Colette was born in Saint-Sauveur-en-Puisaye, Yonne, in the Burgundy Region of France, the daughter of Jules-Joseph Colette and Adèle Eugénie Sidonie Landoy ("Sido"). In 1893 she marriedHenri Gauthier-Villars, a famous wit known as "Willy", who was 15 years her senior.
Her first books, the Claudine series, were published under the pen name of her husband, "Willy", writer, music critic, "literary charlatan and degenerate",[1]. Claudine still has the power to charm; in belle epoque France it was downright shocking, much to Willy's satisfaction and profit.
In 1906 she left the unfaithful Gauthier-Villars, living for a time at the home of the American writer and salonist Natalie Barney. The two had a short affair, and remained friends until Colette's death.[2]
Colette took up work in the music halls of Paris, under the wing of Mathilde de Morny, the Marquise de Belbeuf, known as Missy, with whom she became roman.tically involved. In 1907, the two performed together in a pantomime entitled Rêve d'Égypte at the Moulin Rouge. Their onstage kiss nearly caused a riot, which the police were called in to suppress. As a result of this scandal, further performances of Rêve d'Égypte were banned and Colette and de Morny were no longer able to openly live together, though their relationship continued a total of five years.
She published around 50 novels in total, many with autobiographical elements. Her themes can be roughly divided into idyllic natural tales or dark struggles in relationships and love. All her novels were marked by clever observation and dialogue with an intimate, explicit style. Her most popular novel, Gigi, was made into a Broadway play and a highly successful Hollywood motion picture, Gigi, starring Maurice Chevalier, Louis Jourdan and Leslie Caron.

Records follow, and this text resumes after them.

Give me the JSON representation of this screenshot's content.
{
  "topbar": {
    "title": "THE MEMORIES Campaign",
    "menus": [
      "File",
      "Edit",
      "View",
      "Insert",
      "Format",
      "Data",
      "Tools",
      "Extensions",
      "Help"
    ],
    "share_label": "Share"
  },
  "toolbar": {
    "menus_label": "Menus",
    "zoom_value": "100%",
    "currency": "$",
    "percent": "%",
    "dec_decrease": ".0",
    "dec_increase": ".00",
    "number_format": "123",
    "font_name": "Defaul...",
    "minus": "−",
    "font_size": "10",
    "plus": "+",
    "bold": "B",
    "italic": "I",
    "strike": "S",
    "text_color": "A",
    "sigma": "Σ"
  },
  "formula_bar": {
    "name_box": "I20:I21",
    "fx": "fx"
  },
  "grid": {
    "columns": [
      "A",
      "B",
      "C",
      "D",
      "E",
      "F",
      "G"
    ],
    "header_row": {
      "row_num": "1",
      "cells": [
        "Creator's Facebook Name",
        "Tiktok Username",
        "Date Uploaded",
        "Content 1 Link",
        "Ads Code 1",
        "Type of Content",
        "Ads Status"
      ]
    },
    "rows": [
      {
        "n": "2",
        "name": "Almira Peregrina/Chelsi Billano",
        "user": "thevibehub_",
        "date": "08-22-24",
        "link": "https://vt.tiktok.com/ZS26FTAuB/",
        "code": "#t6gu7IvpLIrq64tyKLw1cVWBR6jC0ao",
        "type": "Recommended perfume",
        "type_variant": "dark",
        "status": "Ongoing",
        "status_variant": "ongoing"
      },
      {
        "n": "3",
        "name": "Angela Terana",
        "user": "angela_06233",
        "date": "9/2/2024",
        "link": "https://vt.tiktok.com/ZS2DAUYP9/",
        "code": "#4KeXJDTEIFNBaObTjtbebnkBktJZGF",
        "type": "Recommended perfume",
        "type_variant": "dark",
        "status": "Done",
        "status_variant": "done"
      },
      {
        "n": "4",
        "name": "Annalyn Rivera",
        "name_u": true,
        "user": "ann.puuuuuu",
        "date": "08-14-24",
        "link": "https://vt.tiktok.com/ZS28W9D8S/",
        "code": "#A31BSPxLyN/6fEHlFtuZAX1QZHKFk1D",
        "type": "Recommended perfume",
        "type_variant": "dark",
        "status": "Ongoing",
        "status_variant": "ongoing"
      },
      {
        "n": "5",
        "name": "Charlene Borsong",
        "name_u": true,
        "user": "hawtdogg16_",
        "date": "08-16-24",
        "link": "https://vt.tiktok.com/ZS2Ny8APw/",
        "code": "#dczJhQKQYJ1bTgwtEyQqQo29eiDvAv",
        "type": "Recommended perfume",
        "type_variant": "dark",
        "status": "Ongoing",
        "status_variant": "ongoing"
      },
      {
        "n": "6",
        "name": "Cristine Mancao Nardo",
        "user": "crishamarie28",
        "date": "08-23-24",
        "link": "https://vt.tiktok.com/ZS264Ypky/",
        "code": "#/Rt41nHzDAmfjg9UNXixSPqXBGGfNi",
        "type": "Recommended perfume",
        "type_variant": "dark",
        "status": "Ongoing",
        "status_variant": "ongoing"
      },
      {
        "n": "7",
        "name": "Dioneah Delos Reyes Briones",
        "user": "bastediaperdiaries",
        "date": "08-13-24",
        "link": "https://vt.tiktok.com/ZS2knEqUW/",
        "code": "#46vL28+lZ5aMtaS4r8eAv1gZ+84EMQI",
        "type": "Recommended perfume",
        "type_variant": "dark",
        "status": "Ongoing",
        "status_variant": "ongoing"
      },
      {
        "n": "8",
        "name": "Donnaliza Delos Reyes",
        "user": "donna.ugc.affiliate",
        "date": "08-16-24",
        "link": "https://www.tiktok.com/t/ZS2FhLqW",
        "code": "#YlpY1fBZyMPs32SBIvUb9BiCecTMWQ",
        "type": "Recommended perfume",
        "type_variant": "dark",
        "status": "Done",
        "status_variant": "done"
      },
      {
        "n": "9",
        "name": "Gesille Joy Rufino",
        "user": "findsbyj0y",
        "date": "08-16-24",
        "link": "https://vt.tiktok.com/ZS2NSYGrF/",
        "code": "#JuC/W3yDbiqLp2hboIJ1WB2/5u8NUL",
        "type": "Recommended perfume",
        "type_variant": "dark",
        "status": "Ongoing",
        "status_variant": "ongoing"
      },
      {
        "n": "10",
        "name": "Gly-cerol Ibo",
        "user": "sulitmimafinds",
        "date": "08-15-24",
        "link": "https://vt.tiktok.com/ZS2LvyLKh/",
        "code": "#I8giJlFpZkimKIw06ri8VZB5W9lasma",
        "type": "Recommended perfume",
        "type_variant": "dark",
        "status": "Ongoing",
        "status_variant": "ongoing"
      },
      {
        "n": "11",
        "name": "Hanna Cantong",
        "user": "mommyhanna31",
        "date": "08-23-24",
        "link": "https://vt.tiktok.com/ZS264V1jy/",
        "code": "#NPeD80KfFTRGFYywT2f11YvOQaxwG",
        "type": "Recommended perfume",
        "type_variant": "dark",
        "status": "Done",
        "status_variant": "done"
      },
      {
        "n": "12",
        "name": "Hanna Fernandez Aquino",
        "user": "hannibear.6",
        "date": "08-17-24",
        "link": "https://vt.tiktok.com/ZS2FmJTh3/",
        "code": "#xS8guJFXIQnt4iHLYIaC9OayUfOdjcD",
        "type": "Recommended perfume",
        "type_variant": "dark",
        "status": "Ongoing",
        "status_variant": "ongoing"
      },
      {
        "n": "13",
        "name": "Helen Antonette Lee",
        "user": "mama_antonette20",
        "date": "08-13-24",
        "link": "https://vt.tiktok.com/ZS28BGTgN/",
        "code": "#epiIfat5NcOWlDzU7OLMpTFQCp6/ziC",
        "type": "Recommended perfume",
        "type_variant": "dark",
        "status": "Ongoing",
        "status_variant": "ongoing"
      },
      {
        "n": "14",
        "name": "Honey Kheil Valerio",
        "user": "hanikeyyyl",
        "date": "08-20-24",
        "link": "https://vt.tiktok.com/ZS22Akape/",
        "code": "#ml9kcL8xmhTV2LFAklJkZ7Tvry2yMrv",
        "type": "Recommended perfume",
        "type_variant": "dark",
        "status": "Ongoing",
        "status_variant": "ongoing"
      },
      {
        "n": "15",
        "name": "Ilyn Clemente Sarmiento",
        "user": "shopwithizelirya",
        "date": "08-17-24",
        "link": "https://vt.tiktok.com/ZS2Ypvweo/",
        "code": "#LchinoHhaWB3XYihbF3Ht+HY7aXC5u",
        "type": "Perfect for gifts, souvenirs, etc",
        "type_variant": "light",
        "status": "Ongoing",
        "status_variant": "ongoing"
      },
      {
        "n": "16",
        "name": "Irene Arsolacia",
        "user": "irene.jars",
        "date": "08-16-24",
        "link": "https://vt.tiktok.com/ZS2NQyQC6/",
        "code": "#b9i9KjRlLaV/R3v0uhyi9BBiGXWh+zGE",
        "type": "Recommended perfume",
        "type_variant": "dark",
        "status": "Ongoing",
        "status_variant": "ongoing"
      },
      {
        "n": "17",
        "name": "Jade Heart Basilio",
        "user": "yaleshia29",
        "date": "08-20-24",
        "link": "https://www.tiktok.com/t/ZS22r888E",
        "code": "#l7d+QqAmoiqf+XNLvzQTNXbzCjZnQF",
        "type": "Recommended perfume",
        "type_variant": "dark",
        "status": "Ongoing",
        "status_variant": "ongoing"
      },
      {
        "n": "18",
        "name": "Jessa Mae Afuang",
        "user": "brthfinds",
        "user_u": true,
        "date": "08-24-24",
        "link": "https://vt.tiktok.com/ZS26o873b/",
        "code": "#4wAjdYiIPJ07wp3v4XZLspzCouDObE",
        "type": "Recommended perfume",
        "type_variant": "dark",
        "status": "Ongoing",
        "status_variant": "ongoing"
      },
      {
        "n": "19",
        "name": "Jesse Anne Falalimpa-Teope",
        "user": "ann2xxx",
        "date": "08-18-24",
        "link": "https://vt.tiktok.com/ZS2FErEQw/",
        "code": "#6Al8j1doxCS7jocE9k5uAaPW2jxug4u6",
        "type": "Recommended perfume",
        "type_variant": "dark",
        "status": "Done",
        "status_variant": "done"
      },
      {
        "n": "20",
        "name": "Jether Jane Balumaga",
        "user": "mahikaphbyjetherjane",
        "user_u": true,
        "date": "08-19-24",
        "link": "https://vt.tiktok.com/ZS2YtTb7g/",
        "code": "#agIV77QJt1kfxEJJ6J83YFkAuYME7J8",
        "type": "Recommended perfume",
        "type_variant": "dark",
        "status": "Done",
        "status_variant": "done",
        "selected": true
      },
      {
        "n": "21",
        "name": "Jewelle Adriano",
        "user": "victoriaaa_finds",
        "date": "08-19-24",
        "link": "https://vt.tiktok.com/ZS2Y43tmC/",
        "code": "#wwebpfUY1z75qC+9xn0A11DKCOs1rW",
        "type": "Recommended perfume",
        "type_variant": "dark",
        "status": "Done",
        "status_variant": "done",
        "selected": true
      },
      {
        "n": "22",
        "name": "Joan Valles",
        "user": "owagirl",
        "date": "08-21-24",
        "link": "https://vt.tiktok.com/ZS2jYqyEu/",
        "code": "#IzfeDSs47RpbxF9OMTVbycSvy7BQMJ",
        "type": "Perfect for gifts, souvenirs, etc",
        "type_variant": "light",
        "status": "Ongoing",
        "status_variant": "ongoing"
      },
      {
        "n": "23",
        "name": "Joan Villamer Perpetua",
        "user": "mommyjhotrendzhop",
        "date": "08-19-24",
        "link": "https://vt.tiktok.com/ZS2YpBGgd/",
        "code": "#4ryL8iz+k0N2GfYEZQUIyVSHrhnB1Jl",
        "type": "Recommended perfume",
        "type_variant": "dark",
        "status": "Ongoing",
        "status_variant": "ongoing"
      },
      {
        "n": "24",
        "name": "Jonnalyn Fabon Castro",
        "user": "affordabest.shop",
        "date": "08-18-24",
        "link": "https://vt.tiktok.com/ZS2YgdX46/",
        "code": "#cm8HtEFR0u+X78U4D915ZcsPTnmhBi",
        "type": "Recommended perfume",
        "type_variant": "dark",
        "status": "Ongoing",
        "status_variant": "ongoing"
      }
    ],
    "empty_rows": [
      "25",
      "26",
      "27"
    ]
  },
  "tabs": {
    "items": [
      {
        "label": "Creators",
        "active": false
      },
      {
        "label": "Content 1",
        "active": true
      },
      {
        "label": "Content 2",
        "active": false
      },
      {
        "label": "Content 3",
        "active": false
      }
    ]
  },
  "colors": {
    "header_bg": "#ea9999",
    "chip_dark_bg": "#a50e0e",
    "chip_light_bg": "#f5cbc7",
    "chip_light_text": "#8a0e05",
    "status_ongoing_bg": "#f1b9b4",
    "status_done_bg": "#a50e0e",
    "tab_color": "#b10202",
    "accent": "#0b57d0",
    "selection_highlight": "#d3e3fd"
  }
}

A controversial figure throughout her life, Colette flaunted her lesbian affairs, and collaborated with the Vichy regime during World War II - while at the same time aiding her Jewish friends, including hiding her husband in her attic all through the war. She was a member of the Belgian Royal Academy (1935), president of the Académie Goncourt (1949) (and the first woman to be admitted into it, in 1945), and a Chevalier (1920) and a Grand Officier (1953) of the Légion d'honneur.
When she died in Paris on August 3, 1954, she was given a state funeral, although she was refused Roman Catholic rites because of her divorce. Colette is interred in Le Père Lachaise Cemetery in Paris.